Neural basis for observational learning in autism mouse models

  • Awarded: 2022
  • Award Type: Pilot
  • Award #: 968348

Autism spectrum disorder (ASD) is a pervasive neurodevelopmental condition with core characteristics that are broadly categorized as problems with social engagement that are proposed, in part, to emanate from an inability to interpret others’ intentions. This capacity to infer others’ mental states (termed theory of mind) is a critical social skill and is linked to the difficulty of children with ASD to engage in imitation behaviors which are crucial for the development of early cognitive and language skills. Observational social learning is also utilized by many animals including birds, nonhuman primates and rodents. These behaviors are thought to parallel intricate human social skills but have yet to be assessed in ASD model organisms.
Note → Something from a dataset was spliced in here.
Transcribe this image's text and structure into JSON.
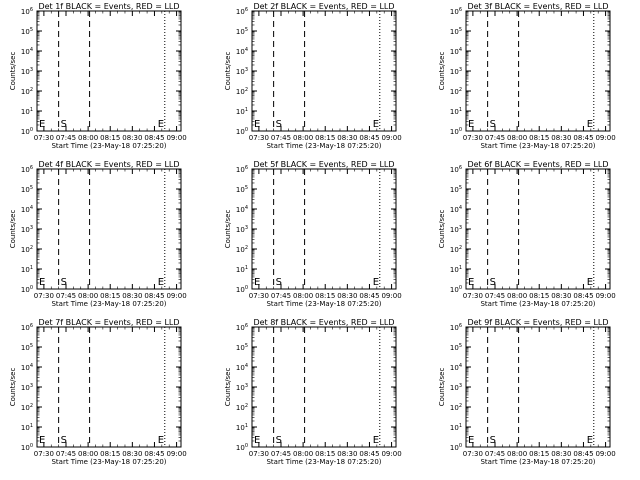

Anis Contractor’s lab have preliminary data that observational learning is disrupted in a genetic mouse model of ASD (Cacna1d G407R knock-in mice). In this study, contractor and colleagues propose to test two further ASD mouse models: Shank3 (delta4-22) and 16p11.2 heterozygous mice. The team plan to assess if these mice have challenges in two parallel tests of observational learning. Moreover, they plan to use genetic and imaging tools to define the brain regions and spatiotemporal dynamics of neural activity correlated with these behaviors and determine whether these are disrupted in the mutant mice. These studies will provide a systematic analysis of the neural correlates of observational learning, a prosocial behavior, and determine whether there are shared deficits in Shank3 (delta4-22) and 16p11.2 heterozygous mice.